Product Ops in an Evolving Structure
There is also a growing industry trend toward leaner product structures, where smaller teams of people are orchestrated by a single senior product leader working across multiple empowered (that being; aligned and autonomous) squads.
Ross agreed with this direction, noting that it aligns with what he has observed firsthand. In this structure the role of Product Ops, which I’ve long argued could be a key differentiator, could expand significantly. This would not be as a support function but as a strategic capability that enables insight and clarity at scale.
Meanwhile the middle layers, people managing five or six Product Managers each, may disappear. Equally many junior Product Manager roles could give way to fewer, more senior individual contributors with stronger decision-making skills and cross-functional fluency.
This shift reflects a return to the original promise of Agile in my opinion; autonomous, cross-functional teams aligned around outcomes. In many companies, product management became a bottleneck rather than an enabler of that autonomy.
Tools like the ones Ross has built may begin to rebalance that, by surfacing insights directly to Designers, Engineers, and Data Analysts, and allowing Product Managers to focus on the hard problems of clarifying direction, making big bets, and telling the story of what matters and why.
Bringing Back the Product Craft
But again the tools do not do this for us, they merely remove excuses. With AI surfacing the data and summarising the options, Product Managers can no longer say they were too busy to consider strategy. The work becomes more exposed and, for some, more uncomfortable.

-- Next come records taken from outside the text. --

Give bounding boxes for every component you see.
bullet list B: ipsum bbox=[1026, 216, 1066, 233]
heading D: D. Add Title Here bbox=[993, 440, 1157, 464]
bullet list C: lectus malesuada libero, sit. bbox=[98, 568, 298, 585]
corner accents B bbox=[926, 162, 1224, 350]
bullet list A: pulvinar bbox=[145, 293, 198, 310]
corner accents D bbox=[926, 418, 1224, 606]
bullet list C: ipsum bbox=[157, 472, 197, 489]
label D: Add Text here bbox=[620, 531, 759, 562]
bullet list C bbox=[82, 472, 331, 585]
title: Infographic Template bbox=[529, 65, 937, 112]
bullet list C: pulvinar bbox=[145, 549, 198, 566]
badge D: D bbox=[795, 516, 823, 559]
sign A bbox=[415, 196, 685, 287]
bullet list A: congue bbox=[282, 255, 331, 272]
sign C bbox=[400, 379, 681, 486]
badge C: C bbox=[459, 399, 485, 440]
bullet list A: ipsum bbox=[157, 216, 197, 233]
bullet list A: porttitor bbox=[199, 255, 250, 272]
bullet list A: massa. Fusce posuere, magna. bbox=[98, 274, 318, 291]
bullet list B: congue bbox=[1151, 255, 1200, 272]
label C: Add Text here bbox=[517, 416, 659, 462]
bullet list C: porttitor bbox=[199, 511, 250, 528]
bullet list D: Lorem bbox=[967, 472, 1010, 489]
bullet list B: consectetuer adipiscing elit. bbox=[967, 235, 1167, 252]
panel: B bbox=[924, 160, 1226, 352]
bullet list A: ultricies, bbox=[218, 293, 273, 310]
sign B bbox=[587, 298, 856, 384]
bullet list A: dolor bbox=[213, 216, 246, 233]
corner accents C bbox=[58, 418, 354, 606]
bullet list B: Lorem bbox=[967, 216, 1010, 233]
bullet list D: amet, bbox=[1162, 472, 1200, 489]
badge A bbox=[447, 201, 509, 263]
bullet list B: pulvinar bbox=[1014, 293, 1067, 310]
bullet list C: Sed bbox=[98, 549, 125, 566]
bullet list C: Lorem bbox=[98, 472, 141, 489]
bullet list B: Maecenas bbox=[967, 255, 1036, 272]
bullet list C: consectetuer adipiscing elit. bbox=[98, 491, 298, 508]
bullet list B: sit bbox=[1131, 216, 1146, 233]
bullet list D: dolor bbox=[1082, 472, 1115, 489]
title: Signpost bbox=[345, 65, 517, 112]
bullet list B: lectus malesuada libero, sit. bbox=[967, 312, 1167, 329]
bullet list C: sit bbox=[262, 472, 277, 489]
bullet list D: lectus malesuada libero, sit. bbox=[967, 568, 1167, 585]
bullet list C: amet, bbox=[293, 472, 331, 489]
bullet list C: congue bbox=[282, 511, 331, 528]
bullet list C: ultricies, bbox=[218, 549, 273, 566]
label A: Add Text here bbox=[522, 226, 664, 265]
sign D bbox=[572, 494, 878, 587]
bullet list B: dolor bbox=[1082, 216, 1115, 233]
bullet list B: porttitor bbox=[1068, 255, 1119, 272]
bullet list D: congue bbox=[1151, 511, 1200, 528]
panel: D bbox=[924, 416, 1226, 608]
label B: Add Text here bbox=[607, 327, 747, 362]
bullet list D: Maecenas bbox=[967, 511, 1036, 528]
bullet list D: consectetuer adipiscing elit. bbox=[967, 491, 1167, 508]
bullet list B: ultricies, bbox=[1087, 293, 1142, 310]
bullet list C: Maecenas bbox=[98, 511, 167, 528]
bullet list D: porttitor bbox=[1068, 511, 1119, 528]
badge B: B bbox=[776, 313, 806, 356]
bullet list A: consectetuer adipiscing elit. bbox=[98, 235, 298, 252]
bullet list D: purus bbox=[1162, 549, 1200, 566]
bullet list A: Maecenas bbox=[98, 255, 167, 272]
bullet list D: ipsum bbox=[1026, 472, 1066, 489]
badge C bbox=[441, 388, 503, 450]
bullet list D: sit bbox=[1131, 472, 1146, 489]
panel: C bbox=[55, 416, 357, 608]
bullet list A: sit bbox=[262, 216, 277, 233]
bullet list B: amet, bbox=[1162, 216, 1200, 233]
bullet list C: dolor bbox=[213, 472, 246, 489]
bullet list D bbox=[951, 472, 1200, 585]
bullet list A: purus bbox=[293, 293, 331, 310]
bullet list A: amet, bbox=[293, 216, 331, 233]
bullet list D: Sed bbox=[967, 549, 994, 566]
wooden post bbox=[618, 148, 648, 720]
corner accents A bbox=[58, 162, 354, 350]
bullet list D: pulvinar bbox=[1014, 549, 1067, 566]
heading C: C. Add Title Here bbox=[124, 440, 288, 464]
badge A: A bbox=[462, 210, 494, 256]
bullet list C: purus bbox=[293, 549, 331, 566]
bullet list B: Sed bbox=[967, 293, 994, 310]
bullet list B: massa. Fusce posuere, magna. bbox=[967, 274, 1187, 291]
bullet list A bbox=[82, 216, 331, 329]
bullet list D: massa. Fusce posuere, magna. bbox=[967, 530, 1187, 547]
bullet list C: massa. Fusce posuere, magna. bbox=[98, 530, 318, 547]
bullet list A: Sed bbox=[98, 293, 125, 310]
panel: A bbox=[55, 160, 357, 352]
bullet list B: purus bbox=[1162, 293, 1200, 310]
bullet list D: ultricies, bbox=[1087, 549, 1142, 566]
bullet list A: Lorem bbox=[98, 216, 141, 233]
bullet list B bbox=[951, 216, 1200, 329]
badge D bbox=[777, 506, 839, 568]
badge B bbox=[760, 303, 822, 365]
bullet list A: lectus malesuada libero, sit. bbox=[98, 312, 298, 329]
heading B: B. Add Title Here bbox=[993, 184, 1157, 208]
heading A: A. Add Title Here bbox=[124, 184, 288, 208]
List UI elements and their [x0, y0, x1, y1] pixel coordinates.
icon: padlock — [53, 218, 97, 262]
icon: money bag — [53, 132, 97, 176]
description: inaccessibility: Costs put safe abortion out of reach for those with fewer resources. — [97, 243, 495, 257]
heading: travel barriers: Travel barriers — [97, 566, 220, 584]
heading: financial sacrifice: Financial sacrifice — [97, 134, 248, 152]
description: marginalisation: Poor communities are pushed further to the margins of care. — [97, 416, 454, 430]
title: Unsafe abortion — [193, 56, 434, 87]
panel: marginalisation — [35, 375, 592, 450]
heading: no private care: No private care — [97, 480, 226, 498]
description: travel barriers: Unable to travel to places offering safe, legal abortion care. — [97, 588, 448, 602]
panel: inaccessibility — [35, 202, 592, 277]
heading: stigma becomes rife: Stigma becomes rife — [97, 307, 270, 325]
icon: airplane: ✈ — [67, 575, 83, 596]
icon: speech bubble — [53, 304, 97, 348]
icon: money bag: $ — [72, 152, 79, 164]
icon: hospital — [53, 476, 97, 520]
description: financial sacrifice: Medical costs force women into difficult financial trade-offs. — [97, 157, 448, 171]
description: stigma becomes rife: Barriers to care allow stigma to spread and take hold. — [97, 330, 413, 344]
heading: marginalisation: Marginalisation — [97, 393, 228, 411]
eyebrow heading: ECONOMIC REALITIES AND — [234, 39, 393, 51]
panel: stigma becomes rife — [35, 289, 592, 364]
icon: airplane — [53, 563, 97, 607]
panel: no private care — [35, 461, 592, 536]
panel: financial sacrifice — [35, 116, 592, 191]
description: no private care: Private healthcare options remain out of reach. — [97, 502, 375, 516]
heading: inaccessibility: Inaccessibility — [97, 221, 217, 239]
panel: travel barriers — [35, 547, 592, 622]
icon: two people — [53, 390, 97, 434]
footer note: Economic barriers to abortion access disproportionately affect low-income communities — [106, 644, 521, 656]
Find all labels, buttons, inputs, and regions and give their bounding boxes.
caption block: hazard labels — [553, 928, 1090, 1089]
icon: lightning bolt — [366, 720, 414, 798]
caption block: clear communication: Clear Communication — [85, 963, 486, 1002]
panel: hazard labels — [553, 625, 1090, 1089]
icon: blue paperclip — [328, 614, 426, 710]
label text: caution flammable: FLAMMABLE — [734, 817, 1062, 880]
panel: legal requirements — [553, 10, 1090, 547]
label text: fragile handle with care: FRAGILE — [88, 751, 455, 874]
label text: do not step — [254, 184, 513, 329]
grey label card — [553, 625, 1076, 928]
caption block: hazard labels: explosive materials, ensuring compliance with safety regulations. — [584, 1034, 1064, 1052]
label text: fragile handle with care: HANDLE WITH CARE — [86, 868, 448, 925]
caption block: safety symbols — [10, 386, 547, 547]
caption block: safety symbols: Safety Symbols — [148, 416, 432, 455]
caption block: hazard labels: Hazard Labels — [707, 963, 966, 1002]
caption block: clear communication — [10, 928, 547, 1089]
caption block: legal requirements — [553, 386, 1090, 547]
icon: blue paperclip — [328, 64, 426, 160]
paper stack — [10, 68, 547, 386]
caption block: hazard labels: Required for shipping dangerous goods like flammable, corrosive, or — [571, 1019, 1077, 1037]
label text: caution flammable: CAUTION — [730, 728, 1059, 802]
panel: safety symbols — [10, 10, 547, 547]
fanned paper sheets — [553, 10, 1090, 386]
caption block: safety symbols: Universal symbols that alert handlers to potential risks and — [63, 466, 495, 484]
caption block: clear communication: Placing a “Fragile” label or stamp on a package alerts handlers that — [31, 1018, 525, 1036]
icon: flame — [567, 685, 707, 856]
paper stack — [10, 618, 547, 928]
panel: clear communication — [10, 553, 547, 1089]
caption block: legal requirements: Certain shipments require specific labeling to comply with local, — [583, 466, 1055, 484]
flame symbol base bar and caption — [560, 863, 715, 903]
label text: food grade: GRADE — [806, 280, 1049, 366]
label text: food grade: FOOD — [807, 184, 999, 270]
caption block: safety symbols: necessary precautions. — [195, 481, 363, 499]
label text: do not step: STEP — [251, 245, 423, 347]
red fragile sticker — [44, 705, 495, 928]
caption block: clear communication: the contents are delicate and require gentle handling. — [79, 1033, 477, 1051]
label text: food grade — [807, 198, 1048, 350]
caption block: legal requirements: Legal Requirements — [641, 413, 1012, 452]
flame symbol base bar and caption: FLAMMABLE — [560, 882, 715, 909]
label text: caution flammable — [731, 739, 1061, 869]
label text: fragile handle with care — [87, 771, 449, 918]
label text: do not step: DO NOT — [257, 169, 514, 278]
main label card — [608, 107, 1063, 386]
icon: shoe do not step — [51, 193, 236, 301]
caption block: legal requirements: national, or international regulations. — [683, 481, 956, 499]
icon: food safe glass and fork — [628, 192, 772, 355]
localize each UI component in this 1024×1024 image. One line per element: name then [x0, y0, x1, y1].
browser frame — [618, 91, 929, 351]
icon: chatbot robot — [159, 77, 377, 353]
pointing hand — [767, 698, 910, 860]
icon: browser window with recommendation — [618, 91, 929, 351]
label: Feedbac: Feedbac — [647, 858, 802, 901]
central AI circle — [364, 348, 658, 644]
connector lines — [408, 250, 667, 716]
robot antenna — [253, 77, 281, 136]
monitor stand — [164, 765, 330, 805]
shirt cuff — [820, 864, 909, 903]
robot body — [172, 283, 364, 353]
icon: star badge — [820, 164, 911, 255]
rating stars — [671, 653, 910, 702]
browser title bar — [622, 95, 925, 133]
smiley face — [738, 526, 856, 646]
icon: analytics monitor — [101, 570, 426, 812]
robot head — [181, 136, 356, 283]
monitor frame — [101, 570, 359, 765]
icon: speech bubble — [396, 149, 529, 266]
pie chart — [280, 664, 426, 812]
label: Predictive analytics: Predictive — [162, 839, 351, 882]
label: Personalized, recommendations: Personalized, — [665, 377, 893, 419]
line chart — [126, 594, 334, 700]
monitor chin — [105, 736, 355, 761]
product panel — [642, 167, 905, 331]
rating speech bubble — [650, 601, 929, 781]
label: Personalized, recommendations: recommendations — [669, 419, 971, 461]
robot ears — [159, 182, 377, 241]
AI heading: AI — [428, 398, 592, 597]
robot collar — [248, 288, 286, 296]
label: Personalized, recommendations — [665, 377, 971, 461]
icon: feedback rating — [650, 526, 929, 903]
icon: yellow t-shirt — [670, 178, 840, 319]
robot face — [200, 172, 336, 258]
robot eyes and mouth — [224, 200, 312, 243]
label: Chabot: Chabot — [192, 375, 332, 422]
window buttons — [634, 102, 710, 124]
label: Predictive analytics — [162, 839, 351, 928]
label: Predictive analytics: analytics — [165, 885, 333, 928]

Strategic clarity can no longer be deferred, judgment must be exercised, trade-offs must be made and some will thrive in this environment. Others may struggle, especially if their prior value was built on managing process rather than driving impact.
The conversation also made clear that AI is not a replacement for product craft. Empathy, storytelling, strategic tension, and stakeholder alignment remain very human competencies and are deeply contextual ones.
These are not areas where AI is currently strong, nor should we want it to be. In fact, the rise of AI may force us to recommit to these human elements with even greater urgency, now that the operational burdens have started to lift.
Ultimately, the future of product management in an AI-infused world depends less on the technology itself and more on how we choose to wield it. “AI is like fire; it can burn or it can cook” as Ross put it perfectly.
It is our responsibility to decide whether we use these tools to merely move faster or to move better. Efficiency gains can be attractive, but it is effectiveness that delivers value to customers and impact to businesses.
As product leaders, the responsibility is not simply to adopt these tools, but to guide their implementation with clarity, ethics, and a relentless focus on delivering meaningful outcomes.
If we get that right, the promise of AI is better products, built with purpose, not just faster output.